Publié dans Coups de coeur, Littérature française, Roman historique

« Rivage de la colère » de Caroline Laurent

Je vous parle aujourd’hui d’un livre que j’ai choisi pour son thème qui m’intéresse depuis toujours, et les critiques enthousiastes que j’ai pu lire m’ont confortée dans mon choix :

Résumé de l’éditeur :

Après le succès de « Et soudain, la liberté », co-écrit avec Evelyne Pisier, voici le nouveau roman de Caroline Laurent. Au cœur de l’océan Indien, ce roman de l’exil met à jour un drame historique méconnu. Et nous offre aussi la peinture d’un amour impossible.

Certains rendez-vous contiennent le combat d’une vie.

Septembre 2018. Pour Joséphin, l’heure de la justice a sonné.

Dans ses yeux, le visage de sa mère.

Mars 1967. Marie-Pierre Ladouceur vit à Diego Garcia, aux Chagos, un archipel rattaché à l’île Maurice. Elle qui va pieds nus, sans brides ni chaussures pour l’entraver, fait la connaissance de Gabriel, un Mauricien venu seconder l’administrateur colonial. Un homme de la ville. Une élégance folle.

Quelques mois plus tard, Maurice accède à l’indépendance après 158 ans de domination britannique. Peu à peu, le quotidien bascule, jusqu’à ce jour où des soldats convoquent les Chagossiens sur la plage. Ils ont une heure pour quitter leur terre. Abandonner leurs bêtes, leurs maisons, leurs attaches. Et pour quelle raison ? Pour aller où ?

Après le déchirement viendra la colère, et avec elle la révolte.

Roman de l’exil et de l’espoir, « Rivage de la colère » nous plonge dans un drame historique méconnu, nourri par une lutte toujours aussi vive cinquante ans après.

Ce que j’en pense :

Joséphin essaie depuis des années, de faire reconnaître la déportation des chagossiens et l’histoire débute sur un de ses combats, en 2018. Il se souvient très peu de son île natale, car il avait sept ans quand il a été déporté avec sa famille, tous les îlois, car pour obtenir l’indépendance, le premier ministre de Maurice Seewozagur Ramgoulam a accepté, moyennant espèces sonnantes et trébuchantes du gouvernement anglais (premier ministre de l’époque Wilson) de céder l’archipel des Chagos, en particulier l’île de Diego Garcia pour que les USA la transforme en base militaire.

Pour cela, il faut qu’il n’y ait pas d’habitants :

« Les Américains devaient présenter à l’ONU un dossier fourni par les Anglais assurant que le territoire était vierge « d’habitants autochtones », afin d’obtenir un accord pour créer une base militaire. »

Or, ce n’est pas le cas, puisque là vivent les Chagossiens, en harmonie avec la Nature, sur les plages de sable fin, travaillant à fabriquer l’huile de coprah.

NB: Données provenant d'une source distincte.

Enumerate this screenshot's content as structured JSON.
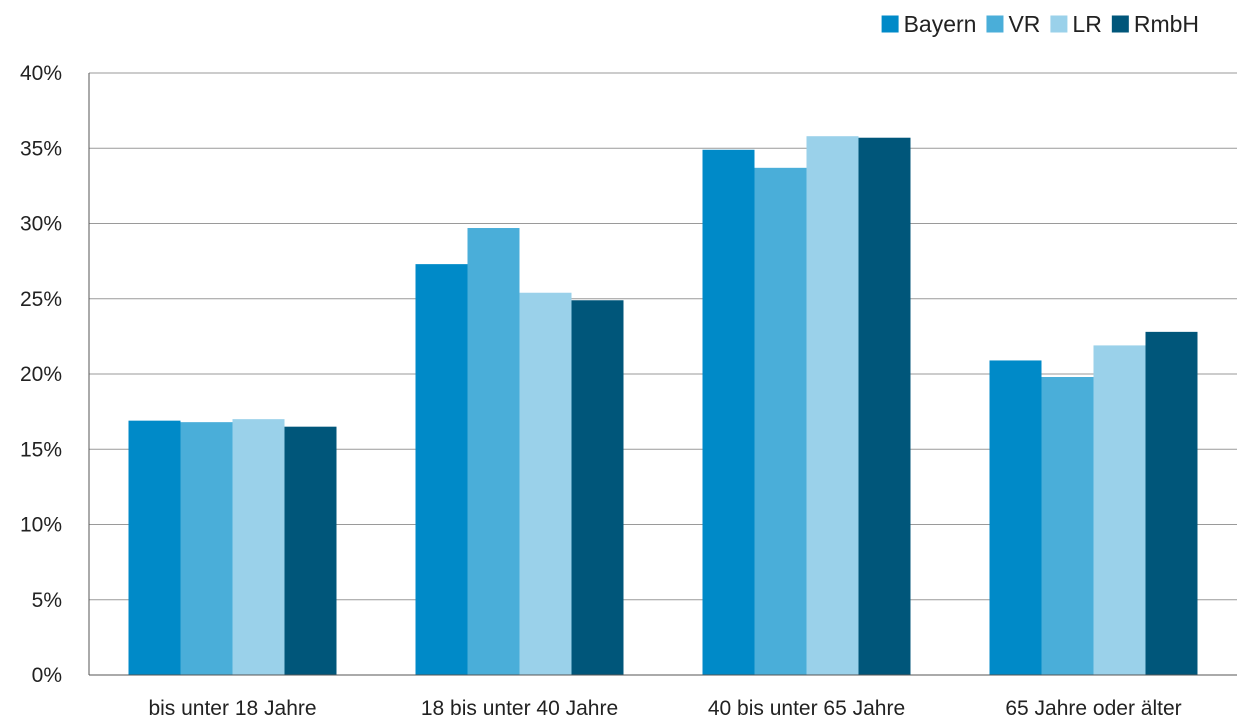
{
  "chart_data": {
    "type": "bar",
    "title": "",
    "xlabel": "",
    "ylabel": "",
    "categories": [
      "bis unter 18 Jahre",
      "18 bis unter 40 Jahre",
      "40 bis unter 65 Jahre",
      "65 Jahre oder älter"
    ],
    "series": [
      {
        "name": "Bayern",
        "color": "#008ac8",
        "values": [
          16.9,
          27.3,
          34.9,
          20.9
        ]
      },
      {
        "name": "VR",
        "color": "#4aaed9",
        "values": [
          16.8,
          29.7,
          33.7,
          19.8
        ]
      },
      {
        "name": "LR",
        "color": "#9ad1ea",
        "values": [
          17.0,
          25.4,
          35.8,
          21.9
        ]
      },
      {
        "name": "RmbH",
        "color": "#00567a",
        "values": [
          16.5,
          24.9,
          35.7,
          22.8
        ]
      }
    ],
    "ylim": [
      0,
      40
    ],
    "yticks": [
      "0%",
      "5%",
      "10%",
      "15%",
      "20%",
      "25%",
      "30%",
      "35%",
      "40%"
    ],
    "grid": true,
    "legend_position": "top-right"
  }
}
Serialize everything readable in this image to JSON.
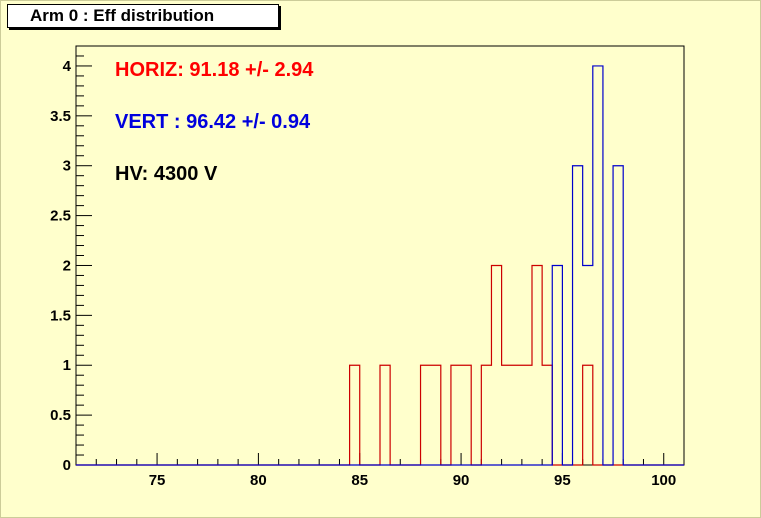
{
  "title": "Arm 0 : Eff distribution",
  "colors": {
    "background": "#ffffcc",
    "horiz": "#cc0000",
    "vert": "#0000cc",
    "text_black": "#000000",
    "horiz_text": "#ff0000",
    "vert_text": "#0000dd"
  },
  "annotations": {
    "horiz": "HORIZ: 91.18 +/- 2.94",
    "vert": "VERT : 96.42 +/- 0.94",
    "hv": "HV: 4300 V"
  },
  "chart_data": {
    "type": "histogram",
    "title": "Arm 0 : Eff distribution",
    "xlabel": "",
    "ylabel": "",
    "xlim": [
      71,
      101
    ],
    "ylim": [
      0,
      4.2
    ],
    "x_ticks": [
      75,
      80,
      85,
      90,
      95,
      100
    ],
    "y_ticks": [
      0,
      0.5,
      1,
      1.5,
      2,
      2.5,
      3,
      3.5,
      4
    ],
    "bin_width": 0.5,
    "grid": false,
    "series": [
      {
        "name": "HORIZ",
        "color": "#cc0000",
        "bins": [
          {
            "x": 84.5,
            "y": 1
          },
          {
            "x": 86.0,
            "y": 1
          },
          {
            "x": 88.0,
            "y": 1
          },
          {
            "x": 88.5,
            "y": 1
          },
          {
            "x": 89.5,
            "y": 1
          },
          {
            "x": 90.0,
            "y": 1
          },
          {
            "x": 91.0,
            "y": 1
          },
          {
            "x": 91.5,
            "y": 2
          },
          {
            "x": 92.0,
            "y": 1
          },
          {
            "x": 92.5,
            "y": 1
          },
          {
            "x": 93.0,
            "y": 1
          },
          {
            "x": 93.5,
            "y": 2
          },
          {
            "x": 94.0,
            "y": 1
          },
          {
            "x": 96.0,
            "y": 1
          }
        ]
      },
      {
        "name": "VERT",
        "color": "#0000cc",
        "bins": [
          {
            "x": 94.5,
            "y": 2
          },
          {
            "x": 95.5,
            "y": 3
          },
          {
            "x": 96.0,
            "y": 2
          },
          {
            "x": 96.5,
            "y": 4
          },
          {
            "x": 97.5,
            "y": 3
          }
        ]
      }
    ]
  }
}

Qu’à cela ne tienne, on va les envoyer ailleurs !

On fait ainsi la connaissance de Marie-Pierre Ladouceur, sa sœur Josette, et toute la génération. Les liens intergénérationnels sont forts, on se contente de peu, on fait la fête, on danse, le mariage de Josette se prépare… Christina, son fiancé vient d’arriver de Maurice, à bord du Sir Jules.

Marie-Pierre de déplace pieds-nus, chasse le poulpe, vit simplement ; elle a eu quelques aventures, et elle est mère d’une petite fille. Son patronyme est savoureux : s’appeler Ladouceur quand on est une femme énergique, obstinée qui ne lâche jamais rien !

Sur le même bateau arrive Gabriel, issu de famille aisée de Maurice, dont le père est un patriarche acariâtre qui règne en dictateur sur ses enfants, surtout Gabriel, mais aussi sur sa petite sœur Evelyn. Le fils aîné, Benoît est le chouchou, lui a eu le droit d’aller étudier en Angleterre alors que son père refuse qu’il aille y étudier à son tour. La mère est décédée, quand il avait une dizaine d’années.

Marie est fascinée par lui et une histoire d’amour démarre, en douceur, car ils sont différents, par leur couleur de peau, leur rang social, et Marie ne sait ni lire ni écrire…

Pendant qu’ils s’installent dans leurs vies, des choses se trament, derrière leur dos bien-sûr, c’est pratique pour les gouvernants qu’ils soient illettrés pour leur extorquer n’importe quoi et ils vont se retrouver déportés, il n’y a pas d’autre mot pour qualifier ce qu’on leur a fait, vers Maurice, comme des animaux dans la cale d’un bateau, on se contentera de leur donner à boire, de temps en temps, pas assez d’eau pour tout le monde… je ne désigne personne, mais suivez mon regard…

« Le gouvernement mauricien avait vendu les Chagossiens aux Anglais. Vendu, littéralement. Ce n’était pas seulement une question de pouvoir et d’indépendance de l’île. Trois millions de livres sterling étaient en jeu… »

Caroline Laurent nous raconte, avec ce sublime roman historique, la tragédie et le combat des Chagossiens pour avoir le droit de récupérer leurs droits, de retourner sur leur terre. C’est un fait historique, une tragédie que je ne connaissais pas du tout et que l’auteur aborde de fort belle manière ; elle a bâti son roman en se basant sur une documentation importante, qu’elle cite au passage.

Elle alterne les récits : Joséphin raconte son combat (qui fut d’abord celui de sa mère, mais qu’il a repris à son compte) le « Groupe Réfugiés Chagos », et fait remonter, au fur et à mesure qu’il progresse, toute l’histoire de Marie et des autres habitants, la dureté de l’exil, de partir, en emportant quelques objets ou vêtements, souvenirs d’une terre perdue, et les conséquences, sur la santé physique et mentale. Ce combat est toujours d’actualité, comme en témoignent des évènements remontant au début de cette année!

L’auteure nous propose une carte de toute la région, un peu trop petite de la version e-book, qui m’a été très utile pour situer Diego Garcia, vue l’importance de mes lacunes en géographie…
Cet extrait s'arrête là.